Failure Layers Across the Inference Stack

Requests pass through harness, API, diverse compute, and model—each introduces regressions. Harnesses wrap prompts with system instructions, tools, and context, but Claude Code's implementation pollutes this. It enforces "read before edit" rigidly, causing redundant tool calls: search fails as read, forcing manual read after error, ballooning API calls, tokens, and costs. Malware warnings trigger as prompt injections on safe tasks like T3.gg redesigns, wasting context on dismissals.

API filters aggressively: Goldbug puzzle refused as "hacking," despite math nature—pre-GPU block, not model fault. Anthropic's multi-vendor compute (AWS Trainium, Google TPUs, Nvidia GPUs, Broadcom) routes requests variably; multi-step Claude Code flows hit different hardware per tool call (read → edit), introducing inconsistency.

Model updates like 4.6 to 4.7 show some decline, but benchmarks isolate it below other layers. Historical pattern: strong launches regress over time.

"Anthropic is too focused on making Claude code have all these features... The result is that the models feel dumber. We are now at a point where anthropics incompetence in engineering is making us think their models are getting dumber."

Rising Expectations and User-Side Pollution

Users push boundaries as capabilities grow: November baselines impressed with file edits across dirs; now expected. Tasks once novel fail against higher bars, feeling like regressions—like junior code seeming poor post-senior growth. Custom skills, MCPs, plugins bloat system prompts, steering outputs off-trained paths.

Claude Code exemplifies: frequent slop ships, expanding attack surface for stupidity. Five-word system prompt tweak can tank performance 20x. Benchmarks prove: same Opus crushes in Cursor but flops in native harness.
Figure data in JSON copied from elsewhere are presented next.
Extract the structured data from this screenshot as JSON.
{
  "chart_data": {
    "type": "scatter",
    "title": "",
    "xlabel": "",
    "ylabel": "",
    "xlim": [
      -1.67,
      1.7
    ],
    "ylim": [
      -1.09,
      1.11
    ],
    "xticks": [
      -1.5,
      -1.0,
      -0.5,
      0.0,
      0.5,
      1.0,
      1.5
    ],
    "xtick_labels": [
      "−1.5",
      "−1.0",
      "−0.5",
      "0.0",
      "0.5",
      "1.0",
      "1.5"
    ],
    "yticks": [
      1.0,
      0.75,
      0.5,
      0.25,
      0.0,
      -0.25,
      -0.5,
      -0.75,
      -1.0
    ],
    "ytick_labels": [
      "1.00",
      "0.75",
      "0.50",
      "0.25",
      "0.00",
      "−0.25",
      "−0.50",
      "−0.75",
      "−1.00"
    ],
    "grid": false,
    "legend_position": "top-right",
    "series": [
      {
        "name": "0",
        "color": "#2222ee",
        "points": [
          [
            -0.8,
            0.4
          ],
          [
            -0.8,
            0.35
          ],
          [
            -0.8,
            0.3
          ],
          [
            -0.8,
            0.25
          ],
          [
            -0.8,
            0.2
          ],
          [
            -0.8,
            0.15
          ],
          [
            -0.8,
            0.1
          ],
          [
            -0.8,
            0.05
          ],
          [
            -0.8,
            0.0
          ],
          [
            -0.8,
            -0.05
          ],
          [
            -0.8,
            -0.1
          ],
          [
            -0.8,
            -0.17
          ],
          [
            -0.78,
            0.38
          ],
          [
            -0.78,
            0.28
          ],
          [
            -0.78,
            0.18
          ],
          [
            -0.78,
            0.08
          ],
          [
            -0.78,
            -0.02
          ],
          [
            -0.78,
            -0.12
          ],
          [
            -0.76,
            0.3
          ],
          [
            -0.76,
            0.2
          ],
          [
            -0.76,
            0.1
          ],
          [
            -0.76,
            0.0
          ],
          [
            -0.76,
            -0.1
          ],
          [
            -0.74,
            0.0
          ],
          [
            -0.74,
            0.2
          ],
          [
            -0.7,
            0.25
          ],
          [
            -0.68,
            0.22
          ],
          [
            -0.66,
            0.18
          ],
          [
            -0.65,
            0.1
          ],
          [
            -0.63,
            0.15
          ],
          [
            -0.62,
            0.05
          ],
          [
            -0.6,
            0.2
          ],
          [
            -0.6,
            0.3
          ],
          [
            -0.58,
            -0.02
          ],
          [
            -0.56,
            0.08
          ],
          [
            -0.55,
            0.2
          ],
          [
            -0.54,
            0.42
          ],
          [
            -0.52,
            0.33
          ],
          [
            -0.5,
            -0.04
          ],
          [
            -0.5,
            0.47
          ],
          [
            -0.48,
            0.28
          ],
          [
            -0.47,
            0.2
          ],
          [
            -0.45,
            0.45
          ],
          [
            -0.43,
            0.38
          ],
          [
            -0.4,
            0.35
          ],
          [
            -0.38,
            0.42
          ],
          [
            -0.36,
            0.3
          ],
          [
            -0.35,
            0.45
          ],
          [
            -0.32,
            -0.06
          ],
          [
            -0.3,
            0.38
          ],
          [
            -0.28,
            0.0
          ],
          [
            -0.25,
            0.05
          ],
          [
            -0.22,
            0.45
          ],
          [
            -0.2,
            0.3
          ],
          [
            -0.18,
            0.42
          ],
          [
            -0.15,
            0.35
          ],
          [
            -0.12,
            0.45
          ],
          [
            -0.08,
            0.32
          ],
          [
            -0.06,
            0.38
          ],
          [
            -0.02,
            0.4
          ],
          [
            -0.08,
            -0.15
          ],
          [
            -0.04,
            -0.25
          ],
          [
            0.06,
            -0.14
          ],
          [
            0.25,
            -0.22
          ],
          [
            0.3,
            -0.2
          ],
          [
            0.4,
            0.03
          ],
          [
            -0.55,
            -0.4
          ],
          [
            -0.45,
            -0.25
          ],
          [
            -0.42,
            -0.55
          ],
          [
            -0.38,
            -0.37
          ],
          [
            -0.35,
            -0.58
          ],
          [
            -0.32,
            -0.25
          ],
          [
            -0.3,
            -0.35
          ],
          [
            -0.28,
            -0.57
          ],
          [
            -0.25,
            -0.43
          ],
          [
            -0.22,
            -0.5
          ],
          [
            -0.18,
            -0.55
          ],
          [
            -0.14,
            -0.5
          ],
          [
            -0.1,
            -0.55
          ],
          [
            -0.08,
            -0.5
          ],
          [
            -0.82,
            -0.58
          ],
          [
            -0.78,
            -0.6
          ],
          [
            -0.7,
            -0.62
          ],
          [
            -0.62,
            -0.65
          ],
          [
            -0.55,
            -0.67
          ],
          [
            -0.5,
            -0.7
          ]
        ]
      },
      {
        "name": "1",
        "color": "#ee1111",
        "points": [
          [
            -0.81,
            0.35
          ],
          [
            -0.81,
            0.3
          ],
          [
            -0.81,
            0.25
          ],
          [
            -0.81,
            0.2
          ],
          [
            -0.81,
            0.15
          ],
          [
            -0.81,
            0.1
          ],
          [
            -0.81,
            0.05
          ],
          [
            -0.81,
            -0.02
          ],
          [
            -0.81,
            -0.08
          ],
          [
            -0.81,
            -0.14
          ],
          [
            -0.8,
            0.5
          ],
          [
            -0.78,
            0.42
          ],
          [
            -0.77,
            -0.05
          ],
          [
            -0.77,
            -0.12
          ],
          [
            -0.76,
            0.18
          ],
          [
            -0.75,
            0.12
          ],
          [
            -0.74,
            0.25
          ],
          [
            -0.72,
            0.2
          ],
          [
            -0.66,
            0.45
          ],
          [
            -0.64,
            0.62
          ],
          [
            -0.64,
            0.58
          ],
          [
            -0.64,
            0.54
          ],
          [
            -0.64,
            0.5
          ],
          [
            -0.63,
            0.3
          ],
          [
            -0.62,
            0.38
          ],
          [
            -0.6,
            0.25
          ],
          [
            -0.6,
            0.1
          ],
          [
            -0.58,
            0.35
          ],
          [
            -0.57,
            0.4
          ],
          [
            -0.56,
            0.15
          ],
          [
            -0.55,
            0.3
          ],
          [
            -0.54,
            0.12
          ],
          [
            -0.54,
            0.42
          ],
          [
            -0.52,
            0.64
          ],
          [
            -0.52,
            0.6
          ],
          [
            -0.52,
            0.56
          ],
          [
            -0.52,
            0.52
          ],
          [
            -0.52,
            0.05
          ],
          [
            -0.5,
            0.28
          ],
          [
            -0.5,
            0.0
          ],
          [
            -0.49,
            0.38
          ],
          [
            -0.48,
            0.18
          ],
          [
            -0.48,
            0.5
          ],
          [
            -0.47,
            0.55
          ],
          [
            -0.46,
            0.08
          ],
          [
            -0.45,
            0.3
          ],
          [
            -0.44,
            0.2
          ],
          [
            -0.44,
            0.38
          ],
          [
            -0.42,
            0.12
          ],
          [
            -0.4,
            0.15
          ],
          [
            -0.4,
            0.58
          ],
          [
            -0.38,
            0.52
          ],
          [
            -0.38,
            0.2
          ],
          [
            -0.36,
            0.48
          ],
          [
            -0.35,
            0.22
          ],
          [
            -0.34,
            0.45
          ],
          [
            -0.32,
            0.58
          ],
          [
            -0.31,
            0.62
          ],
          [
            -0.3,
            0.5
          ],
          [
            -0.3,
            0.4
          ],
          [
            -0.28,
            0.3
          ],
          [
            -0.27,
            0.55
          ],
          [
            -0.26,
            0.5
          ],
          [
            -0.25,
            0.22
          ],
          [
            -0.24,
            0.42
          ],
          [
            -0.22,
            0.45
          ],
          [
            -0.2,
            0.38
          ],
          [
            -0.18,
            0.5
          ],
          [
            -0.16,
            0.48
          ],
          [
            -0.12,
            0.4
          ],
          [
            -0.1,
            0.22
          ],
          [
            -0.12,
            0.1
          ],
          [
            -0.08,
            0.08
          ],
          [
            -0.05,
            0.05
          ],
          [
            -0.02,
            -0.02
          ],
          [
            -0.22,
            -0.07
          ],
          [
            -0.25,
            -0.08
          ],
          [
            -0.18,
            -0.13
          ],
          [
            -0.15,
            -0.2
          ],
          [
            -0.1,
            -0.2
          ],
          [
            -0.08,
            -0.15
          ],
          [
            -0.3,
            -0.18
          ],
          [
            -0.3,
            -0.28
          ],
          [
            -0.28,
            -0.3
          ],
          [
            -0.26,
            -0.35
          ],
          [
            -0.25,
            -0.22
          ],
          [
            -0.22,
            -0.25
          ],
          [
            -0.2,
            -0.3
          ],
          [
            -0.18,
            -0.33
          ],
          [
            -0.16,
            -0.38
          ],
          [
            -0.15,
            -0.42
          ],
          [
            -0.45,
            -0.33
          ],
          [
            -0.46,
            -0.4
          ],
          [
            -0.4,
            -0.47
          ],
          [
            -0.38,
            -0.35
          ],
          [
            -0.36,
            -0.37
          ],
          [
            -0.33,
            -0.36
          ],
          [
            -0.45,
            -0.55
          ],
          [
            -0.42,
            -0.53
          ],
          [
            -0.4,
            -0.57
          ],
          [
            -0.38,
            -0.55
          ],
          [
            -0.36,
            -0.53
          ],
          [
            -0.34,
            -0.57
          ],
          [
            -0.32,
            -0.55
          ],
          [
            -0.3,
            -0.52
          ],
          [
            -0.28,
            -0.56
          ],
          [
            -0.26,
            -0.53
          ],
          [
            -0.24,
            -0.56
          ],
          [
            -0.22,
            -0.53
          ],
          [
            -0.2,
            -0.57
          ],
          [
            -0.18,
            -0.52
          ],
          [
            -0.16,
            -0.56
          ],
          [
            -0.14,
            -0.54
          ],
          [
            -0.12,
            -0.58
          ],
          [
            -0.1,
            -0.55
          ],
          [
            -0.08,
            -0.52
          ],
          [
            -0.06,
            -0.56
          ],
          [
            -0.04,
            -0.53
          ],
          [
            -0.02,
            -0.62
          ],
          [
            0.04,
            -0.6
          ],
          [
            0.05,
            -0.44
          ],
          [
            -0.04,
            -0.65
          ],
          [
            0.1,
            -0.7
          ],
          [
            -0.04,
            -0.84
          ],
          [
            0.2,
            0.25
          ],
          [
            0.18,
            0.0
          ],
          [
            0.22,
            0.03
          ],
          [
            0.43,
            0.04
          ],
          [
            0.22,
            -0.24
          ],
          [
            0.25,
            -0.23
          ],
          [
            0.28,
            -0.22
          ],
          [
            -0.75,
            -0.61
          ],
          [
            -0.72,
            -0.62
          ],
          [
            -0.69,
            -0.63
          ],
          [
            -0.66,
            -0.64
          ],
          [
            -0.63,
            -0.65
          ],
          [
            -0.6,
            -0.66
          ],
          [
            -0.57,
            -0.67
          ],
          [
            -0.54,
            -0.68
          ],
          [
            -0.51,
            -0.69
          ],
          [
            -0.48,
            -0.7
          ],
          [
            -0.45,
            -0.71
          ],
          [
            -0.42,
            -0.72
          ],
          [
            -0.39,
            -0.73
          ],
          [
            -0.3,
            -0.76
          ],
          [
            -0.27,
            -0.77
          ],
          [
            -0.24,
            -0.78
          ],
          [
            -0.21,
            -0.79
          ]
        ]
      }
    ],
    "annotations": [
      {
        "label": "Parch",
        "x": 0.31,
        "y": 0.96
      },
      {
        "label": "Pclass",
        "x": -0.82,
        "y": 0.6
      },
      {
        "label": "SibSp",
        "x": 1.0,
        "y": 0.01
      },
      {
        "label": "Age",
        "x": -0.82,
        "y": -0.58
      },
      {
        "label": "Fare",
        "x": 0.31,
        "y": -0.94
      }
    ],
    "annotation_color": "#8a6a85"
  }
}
"If you gave me source code access to cloud code, I could make it the dumbest harness ever with just a couple words being changed in the system prompt."

Context pollution mirrors cluttered desktops: malware pop-ups, irrelevant reads derail focus, reducing effective capacity. Half of perceived regressions likely harness-sourced; fix via cleaner scaffolds like Cursor boosts scores dramatically.

Key Takeaways

Benchmark tools rigorously: Use SWE-bench, Terminal bench, or Matt Mau's feature tests to isolate harness vs. model issues.
Minimize harness bloat: Avoid excess skills/plugins; test system prompt changes on held-out tasks.
Account for multi-step flows: Expect hardware variance in Anthropic; prefer single-vendor providers for consistency.
Reset expectations: Track personal baselines; what impresses evolves with experience.
Prioritize clean CLIs: Cursor outperforms native Claude Code by 15-20%; switch for production coding.
Monitor API refusals: Log blocks to distinguish from model errors; appeal over-aggressive filters.
Demand engineering rigor: Vendor incompetence (e.g., read-before-edit bugs) wastes compute—voice feedback.
Layer-debug systematically: Test raw API, then harness-wrapped, to pinpoint regressions.

"Every time a new tool is added, every time a new adjustment to the system prompt is made... they are increasing the service area for stupid."

"The more shit that exists in the context... makes the model dumber."